Doctissimo : La prise en charge des addictions s’est-elle améliorée ?

Pr. Michel Reynaud : Il y a eu beaucoup de changements. Au début des années 2000, on laissait ça au médico-social et aux dames d’oeuvre, on luttait contre les fléaux sociaux. Depuis qu’on s’intéresse aux addictions, la prise en charge est devenue plus médicalisée, plus sanitaire et est plus facilement reprise par les hôpitaux et les médecins généralistes. On a au final un système qui peut devenir cohérent, avec une planification possible entre les services hospitaliers spécialisés, les services médico-sociaux de proximité et les acteurs de première ligne que sont les médecins généralistes, qui sont sensés être de mieux en mieux formés. On a les moyens de faire un dispositif de qualité, si la volonté politique continue.

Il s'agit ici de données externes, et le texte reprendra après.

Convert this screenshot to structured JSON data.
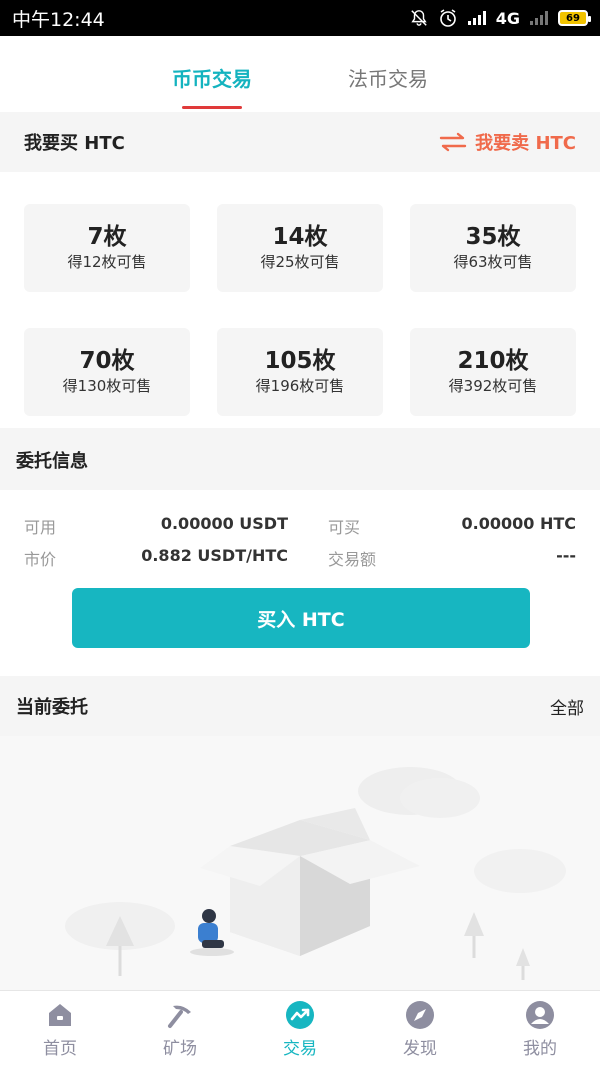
{
  "status_bar": {
    "time": "中午12:44",
    "network": "4G",
    "battery": "69"
  },
  "tabs": [
    {
      "label": "币币交易",
      "active": true
    },
    {
      "label": "法币交易",
      "active": false
    }
  ],
  "buy_header": {
    "title": "我要买 HTC",
    "switch_label": "我要卖 HTC"
  },
  "packages": [
    {
      "amount": "7枚",
      "note": "得12枚可售"
    },
    {
      "amount": "14枚",
      "note": "得25枚可售"
    },
    {
      "amount": "35枚",
      "note": "得63枚可售"
    },
    {
      "amount": "70枚",
      "note": "得130枚可售"
    },
    {
      "amount": "105枚",
      "note": "得196枚可售"
    },
    {
      "amount": "210枚",
      "note": "得392枚可售"
    }
  ],
  "entrust_info": {
    "title": "委托信息",
    "available_label": "可用",
    "available_value": "0.00000 USDT",
    "buyable_label": "可买",
    "buyable_value": "0.00000 HTC",
    "price_label": "市价",
    "price_value": "0.882 USDT/HTC",
    "amount_label": "交易额",
    "amount_value": "---",
    "buy_button": "买入 HTC"
  },
  "current_orders": {
    "title": "当前委托",
    "all_label": "全部"
  },
  "bottom_nav": [
    {
      "label": "首页",
      "icon": "home-icon",
      "active": false
    },
    {
      "label": "矿场",
      "icon": "pickaxe-icon",
      "active": false
    },
    {
      "label": "交易",
      "icon": "trade-icon",
      "active": true
    },
    {
      "label": "发现",
      "icon": "compass-icon",
      "active": false
    },
    {
      "label": "我的",
      "icon": "profile-icon",
      "active": false
    }
  ],
  "colors": {
    "accent": "#17b6c1",
    "sell": "#f06a4b",
    "tab_underline": "#e03a3a"
  }
}
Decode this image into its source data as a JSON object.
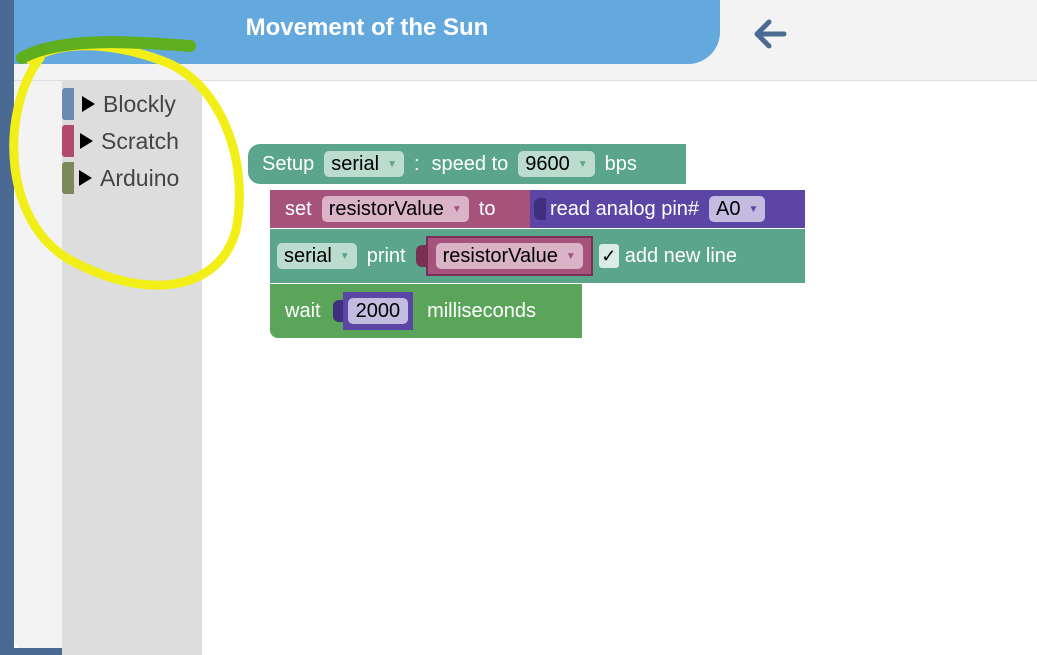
{
  "header": {
    "title": "Movement of the Sun",
    "back_icon": "arrow-left-icon"
  },
  "toolbox": {
    "categories": [
      {
        "label": "Blockly",
        "color": "#6a8ab3"
      },
      {
        "label": "Scratch",
        "color": "#b3496e"
      },
      {
        "label": "Arduino",
        "color": "#7a8a5a"
      }
    ]
  },
  "blocks": {
    "setup": {
      "setup_label": "Setup",
      "serial_value": "serial",
      "colon": ":",
      "speed_label": "speed to",
      "speed_value": "9600",
      "bps_label": "bps"
    },
    "set": {
      "set_label": "set",
      "variable": "resistorValue",
      "to_label": "to",
      "read_label": "read analog pin#",
      "pin_value": "A0"
    },
    "print": {
      "serial_value": "serial",
      "print_label": "print",
      "variable": "resistorValue",
      "check_mark": "✓",
      "newline_label": "add new line"
    },
    "wait": {
      "wait_label": "wait",
      "ms_value": "2000",
      "ms_label": "milliseconds"
    }
  },
  "colors": {
    "title_bar": "#64a9dd",
    "frame": "#4a6a94",
    "highlight_yellow": "#f2ee17",
    "highlight_green": "#5fae1e",
    "block_setup": "#5ba58c",
    "block_set": "#a5537a",
    "block_read": "#5b45a5",
    "block_print": "#5ba58c",
    "block_wait": "#5ba55b"
  }
}
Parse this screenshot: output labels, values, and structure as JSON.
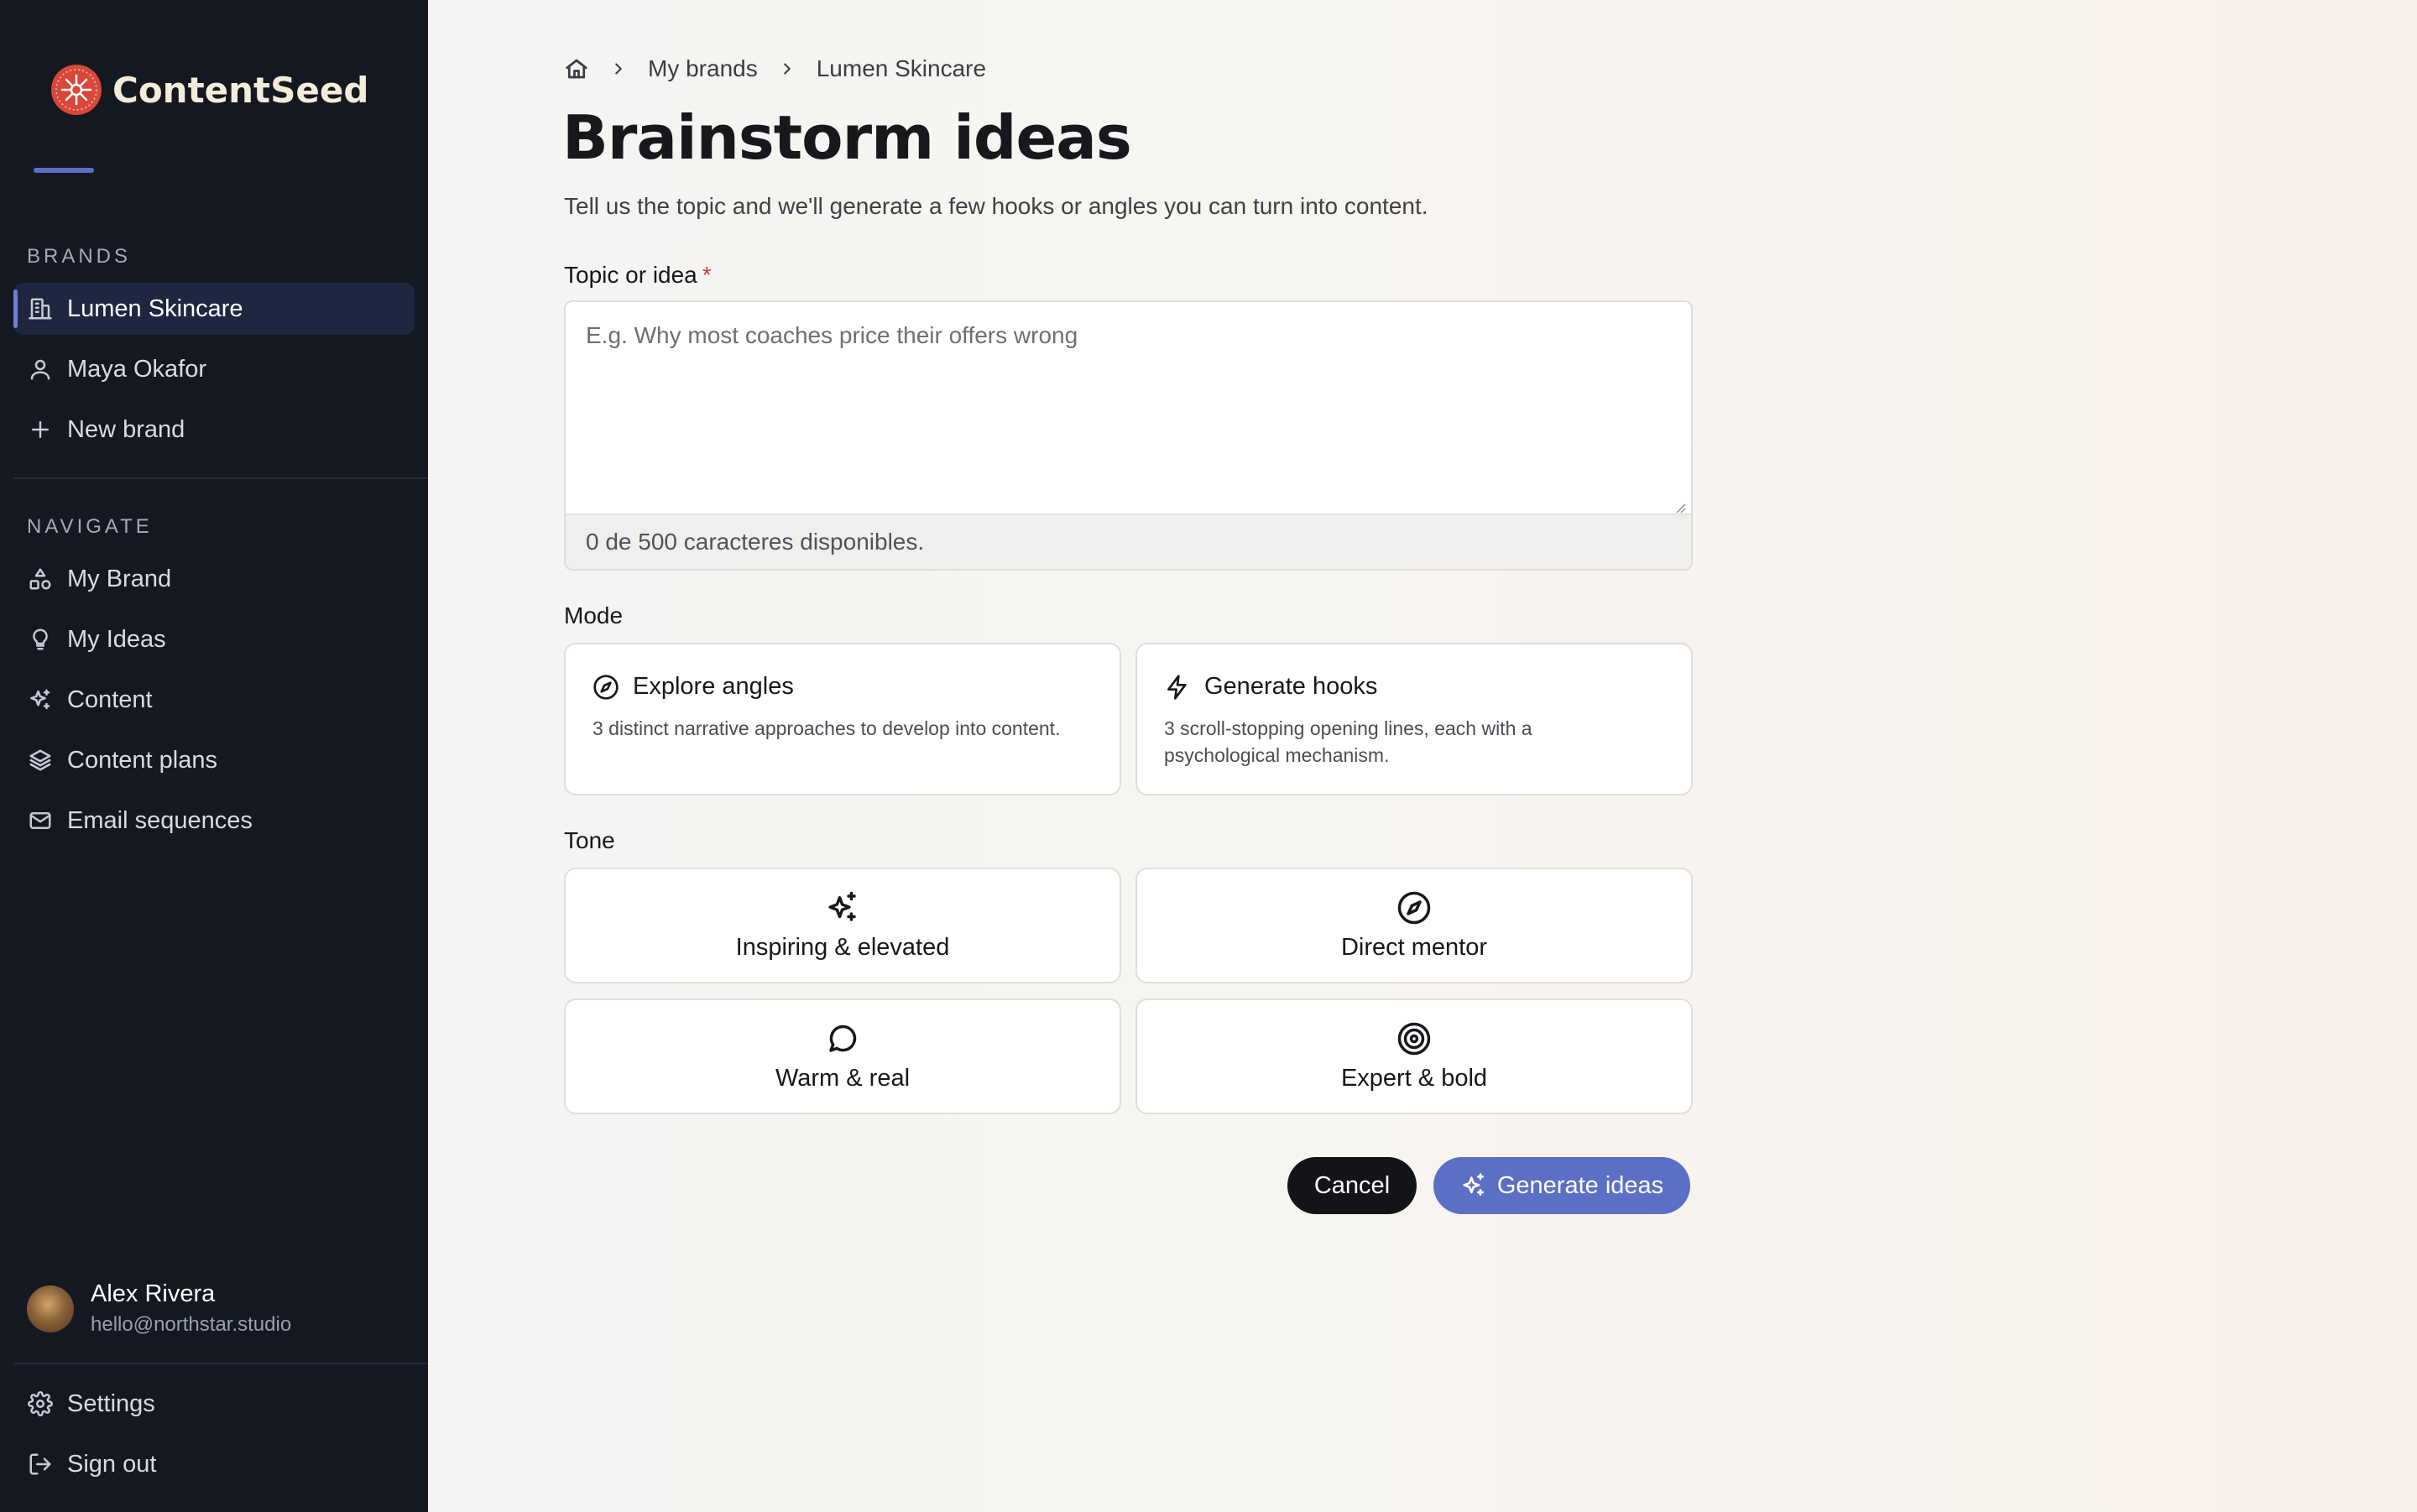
{
  "app": {
    "name": "ContentSeed"
  },
  "sidebar": {
    "brands_label": "BRANDS",
    "brands": [
      {
        "label": "Lumen Skincare",
        "icon": "building-icon",
        "active": true
      },
      {
        "label": "Maya Okafor",
        "icon": "user-icon",
        "active": false
      },
      {
        "label": "New brand",
        "icon": "plus-icon",
        "active": false
      }
    ],
    "navigate_label": "NAVIGATE",
    "nav": [
      {
        "label": "My Brand",
        "icon": "shapes-icon"
      },
      {
        "label": "My Ideas",
        "icon": "lightbulb-icon"
      },
      {
        "label": "Content",
        "icon": "sparkles-icon"
      },
      {
        "label": "Content plans",
        "icon": "layers-icon"
      },
      {
        "label": "Email sequences",
        "icon": "mail-icon"
      }
    ],
    "user": {
      "name": "Alex Rivera",
      "email": "hello@northstar.studio"
    },
    "settings_label": "Settings",
    "signout_label": "Sign out"
  },
  "breadcrumb": {
    "items": [
      "My brands",
      "Lumen Skincare"
    ]
  },
  "page": {
    "title": "Brainstorm ideas",
    "subtitle": "Tell us the topic and we'll generate a few hooks or angles you can turn into content."
  },
  "topic": {
    "label": "Topic or idea",
    "required_mark": "*",
    "placeholder": "E.g. Why most coaches price their offers wrong",
    "value": "",
    "char_count": "0 de 500 caracteres disponibles."
  },
  "mode": {
    "label": "Mode",
    "options": [
      {
        "title": "Explore angles",
        "desc": "3 distinct narrative approaches to develop into content.",
        "icon": "compass-icon"
      },
      {
        "title": "Generate hooks",
        "desc": "3 scroll-stopping opening lines, each with a psychological mechanism.",
        "icon": "lightning-icon"
      }
    ]
  },
  "tone": {
    "label": "Tone",
    "options": [
      {
        "label": "Inspiring & elevated",
        "icon": "sparkles-icon"
      },
      {
        "label": "Direct mentor",
        "icon": "compass-icon"
      },
      {
        "label": "Warm & real",
        "icon": "chat-bubble-icon"
      },
      {
        "label": "Expert & bold",
        "icon": "target-icon"
      }
    ]
  },
  "actions": {
    "cancel": "Cancel",
    "generate": "Generate ideas"
  },
  "colors": {
    "sidebar_bg": "#141821",
    "accent": "#5b6fc4",
    "brand_red": "#d9473b"
  }
}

Doctissimo : Cette politique contre les addictions est-elle une priorité ?

Pr. Michel Reynaud : La volonté politique s’appuie sur la perception du public. Nous avons eu un grand mouvement des années 2002 à 2007 sur les addictions. Depuis 3 ans, cela n’est plus une priorité, puisque ce n’est plus un des grands chantiers du Président actuel, alors que c’était un chantier présidentiel avant [présidence de Jacques Chirac].